もともと尹氏は超僅差で当選したため、最初から少なくない不支持層がいるのは確か。ただ、それにしてもこの支持率急落は尋常ではない。大統領選で尹氏を支持した保守派の間でも不支持が増えている。
原因として最も多く指摘されているのが人事、特に大統領室の縁故採用だ。
尹氏の母方の親戚や長年の知人の息子がそれぞれ行政官として採用されたり、採用には至らなかったものの尹氏が北大西洋条約機構(NATO)首脳会談に出席するためスペインを訪問した際に人事秘書官の妻が随行員として同行したことが分かっている。

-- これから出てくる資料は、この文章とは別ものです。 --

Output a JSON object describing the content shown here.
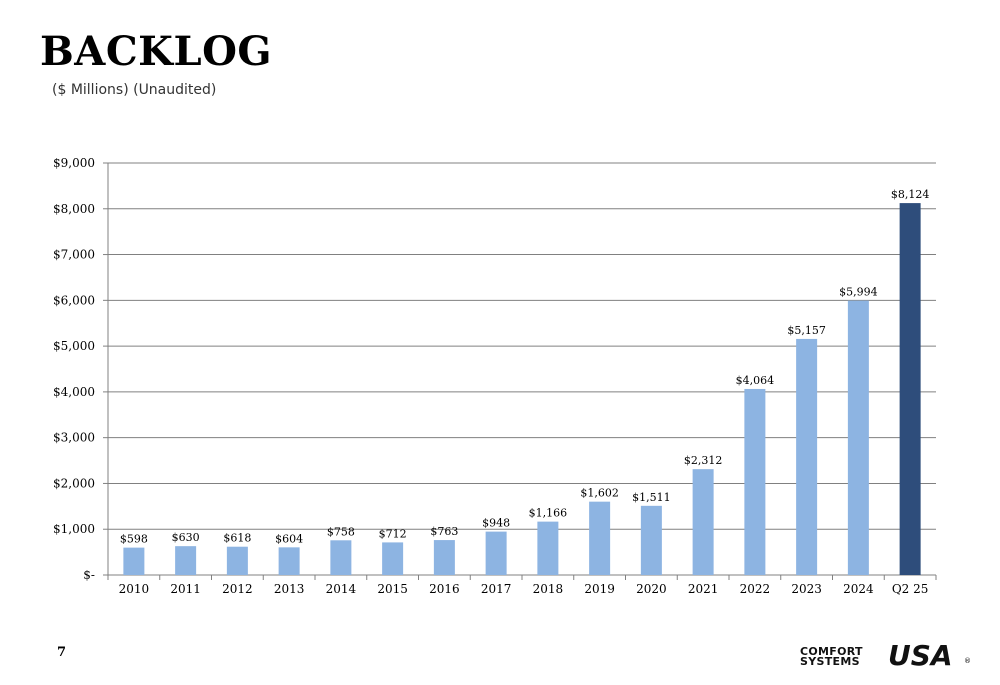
{
  "header": {
    "title": "BACKLOG",
    "subtitle": "($ Millions) (Unaudited)"
  },
  "footer": {
    "page_number": "7",
    "logo_line1": "COMFORT",
    "logo_line2": "SYSTEMS",
    "logo_usa": "USA",
    "logo_reg": "®"
  },
  "colors": {
    "bar_default": "#8DB4E2",
    "bar_highlight": "#2E4D7B",
    "grid": "#808080"
  },
  "chart_data": {
    "type": "bar",
    "categories": [
      "2010",
      "2011",
      "2012",
      "2013",
      "2014",
      "2015",
      "2016",
      "2017",
      "2018",
      "2019",
      "2020",
      "2021",
      "2022",
      "2023",
      "2024",
      "Q2 25"
    ],
    "values": [
      598,
      630,
      618,
      604,
      758,
      712,
      763,
      948,
      1166,
      1602,
      1511,
      2312,
      4064,
      5157,
      5994,
      8124
    ],
    "data_labels": [
      "$598",
      "$630",
      "$618",
      "$604",
      "$758",
      "$712",
      "$763",
      "$948",
      "$1,166",
      "$1,602",
      "$1,511",
      "$2,312",
      "$4,064",
      "$5,157",
      "$5,994",
      "$8,124"
    ],
    "highlight_category": "Q2 25",
    "ylim": [
      0,
      9000
    ],
    "yticks": [
      0,
      1000,
      2000,
      3000,
      4000,
      5000,
      6000,
      7000,
      8000,
      9000
    ],
    "ytick_labels": [
      "$-",
      "$1,000",
      "$2,000",
      "$3,000",
      "$4,000",
      "$5,000",
      "$6,000",
      "$7,000",
      "$8,000",
      "$9,000"
    ],
    "grid": true,
    "legend": "none"
  }
}
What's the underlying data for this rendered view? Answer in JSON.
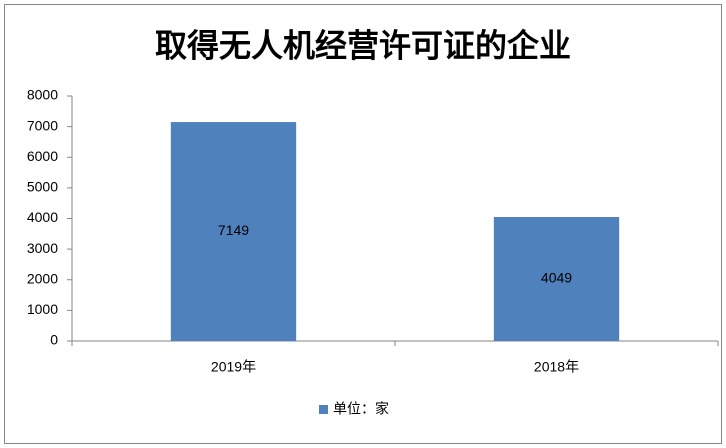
{
  "chart_data": {
    "type": "bar",
    "title": "取得无人机经营许可证的企业",
    "categories": [
      "2019年",
      "2018年"
    ],
    "series": [
      {
        "name": "单位：家",
        "color": "#4f81bd",
        "values": [
          7149,
          4049
        ]
      }
    ],
    "ylim": [
      0,
      8000
    ],
    "yticks": [
      0,
      1000,
      2000,
      3000,
      4000,
      5000,
      6000,
      7000,
      8000
    ],
    "grid": false,
    "legend": "bottom"
  }
}
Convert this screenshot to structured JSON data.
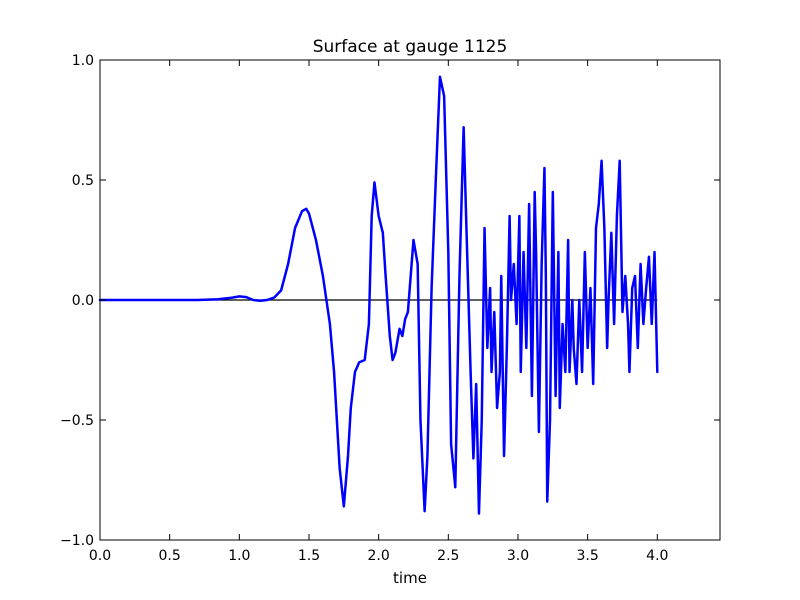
{
  "chart_data": {
    "type": "line",
    "title": "Surface at gauge 1125",
    "xlabel": "time",
    "ylabel": "",
    "xlim": [
      0,
      4.45
    ],
    "ylim": [
      -1.0,
      1.0
    ],
    "grid": false,
    "legend": "none",
    "x_ticks": [
      "0.0",
      "0.5",
      "1.0",
      "1.5",
      "2.0",
      "2.5",
      "3.0",
      "3.5",
      "4.0"
    ],
    "y_ticks": [
      "−1.0",
      "−0.5",
      "0.0",
      "0.5",
      "1.0"
    ],
    "x_tick_values": [
      0,
      0.5,
      1.0,
      1.5,
      2.0,
      2.5,
      3.0,
      3.5,
      4.0
    ],
    "y_tick_values": [
      -1.0,
      -0.5,
      0.0,
      0.5,
      1.0
    ],
    "reference_line": {
      "y": 0.0,
      "x_from": 0.0,
      "x_to": 4.0,
      "color": "#000000"
    },
    "series": [
      {
        "color": "#0000ff",
        "x": [
          0.0,
          0.5,
          0.7,
          0.85,
          0.95,
          1.0,
          1.05,
          1.1,
          1.15,
          1.2,
          1.25,
          1.3,
          1.35,
          1.4,
          1.45,
          1.48,
          1.5,
          1.55,
          1.6,
          1.65,
          1.68,
          1.7,
          1.72,
          1.75,
          1.78,
          1.8,
          1.83,
          1.86,
          1.9,
          1.93,
          1.95,
          1.97,
          2.0,
          2.03,
          2.05,
          2.08,
          2.1,
          2.12,
          2.15,
          2.17,
          2.19,
          2.21,
          2.25,
          2.28,
          2.3,
          2.33,
          2.35,
          2.38,
          2.41,
          2.44,
          2.47,
          2.5,
          2.52,
          2.55,
          2.58,
          2.61,
          2.63,
          2.66,
          2.68,
          2.7,
          2.72,
          2.74,
          2.76,
          2.78,
          2.8,
          2.81,
          2.83,
          2.85,
          2.87,
          2.88,
          2.9,
          2.92,
          2.94,
          2.95,
          2.97,
          2.99,
          3.01,
          3.02,
          3.04,
          3.06,
          3.08,
          3.1,
          3.12,
          3.13,
          3.15,
          3.17,
          3.19,
          3.2,
          3.21,
          3.23,
          3.25,
          3.27,
          3.29,
          3.3,
          3.32,
          3.34,
          3.36,
          3.37,
          3.39,
          3.4,
          3.42,
          3.44,
          3.46,
          3.48,
          3.5,
          3.52,
          3.54,
          3.56,
          3.58,
          3.6,
          3.62,
          3.64,
          3.65,
          3.67,
          3.69,
          3.71,
          3.73,
          3.75,
          3.77,
          3.79,
          3.8,
          3.82,
          3.84,
          3.86,
          3.88,
          3.9,
          3.92,
          3.94,
          3.96,
          3.98,
          4.0
        ],
        "y": [
          0.0,
          0.0,
          0.0,
          0.003,
          0.01,
          0.015,
          0.012,
          0.0,
          -0.003,
          0.0,
          0.01,
          0.04,
          0.15,
          0.3,
          0.37,
          0.38,
          0.36,
          0.25,
          0.1,
          -0.1,
          -0.3,
          -0.5,
          -0.7,
          -0.86,
          -0.65,
          -0.45,
          -0.3,
          -0.26,
          -0.25,
          -0.1,
          0.35,
          0.49,
          0.35,
          0.28,
          0.1,
          -0.15,
          -0.25,
          -0.22,
          -0.12,
          -0.15,
          -0.08,
          -0.05,
          0.25,
          0.15,
          -0.5,
          -0.88,
          -0.65,
          0.05,
          0.5,
          0.93,
          0.85,
          0.2,
          -0.6,
          -0.78,
          0.1,
          0.72,
          0.3,
          -0.3,
          -0.66,
          -0.35,
          -0.89,
          -0.5,
          0.3,
          -0.2,
          0.05,
          -0.3,
          -0.05,
          -0.45,
          -0.3,
          0.1,
          -0.65,
          -0.2,
          0.35,
          0.0,
          0.15,
          -0.1,
          0.35,
          -0.3,
          0.2,
          -0.2,
          0.4,
          -0.4,
          0.45,
          0.2,
          -0.55,
          0.15,
          0.55,
          0.1,
          -0.84,
          -0.5,
          0.45,
          -0.4,
          0.2,
          -0.45,
          -0.1,
          -0.3,
          0.25,
          -0.3,
          0.0,
          -0.2,
          -0.35,
          0.0,
          -0.3,
          0.2,
          -0.2,
          0.05,
          -0.35,
          0.3,
          0.4,
          0.58,
          0.3,
          -0.2,
          0.0,
          0.28,
          -0.1,
          0.35,
          0.58,
          -0.05,
          0.1,
          -0.1,
          -0.3,
          0.05,
          0.1,
          -0.2,
          0.15,
          -0.1,
          0.05,
          0.18,
          -0.1,
          0.2,
          -0.3
        ]
      }
    ]
  }
}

また尹氏の夫人、金建希氏が運営していた会社の職員2人が大統領室総務秘書官室などに採用されていたほか、退任した文在寅前大統領の自宅前で文氏を非難するデモを行ってきた保守系ユーチューバーの実姉が大統領室に勤務していることも分かり、物議を醸した。
そもそも韓国は地縁血縁で固く結ばれてきた、縁故主義が根強いお国柄。わずか数人の縁故採用くらい大きな問題ではないと考えても不思議はない。
しかし、その一方で自国の指導者を見詰める国民の目線は厳しく、「公正」であることを強く求める風潮もある。文前政権の、身内に甘い不公正さに国民が失望していた時、検察トップとして政権の顔色をうかがわずに捜査のメスを入れようとした尹氏の「公正」さに国民は期待を寄せた。その尹氏が大統領当選後、縁故採用したのだから、国民としては許せないという気持ちが先立つわけだ。
また大統領室に出勤する際に記者団と質疑応答する場、いわゆる「ぶら下がり」の時に即興的でストレートな物言いをしたり、失言が多かったりしたことも不支持につながっているようだ。尹氏としては国民との意思疎通を図るイメージアップ効果を狙ったようだが、今のところマイナス面の方が大きい。
結局、尹氏は「決定的失敗を犯したわけでもないのに、小さなミスの積み重ねで国民は嫌気が差し始めた」(大手紙論説委員)というのが実情のようだ。
尹氏の支持率急落に保守系メディアは相次いで態勢立て直しを促している。朝鮮日報の看板コラムは「尹大統領の当面の課題は反対者や妨害者にできるだけ(反対・妨害の)口実を与えない知恵を得ることだ」と主張した。野党が尹氏弾劾に言及し始めたことなどを踏まえたものとみられる。
中央日報のコラムは、検察出身の尹氏は「まだ検事の匂いが残る」「矛盾する対立構図でどうにか葛藤を調整して統合すべき現実政治と国政運営には適さない」などと指摘。「今は悪党を捕まえる正義の使徒ではなく、低い姿勢で献身しなければならない第一の公僕だ。物価高・高金利の津波に茫然自失する庶民を支え、『検事尹錫悦』の成功神話をきっぱり忘れる方がいい」と忠告した。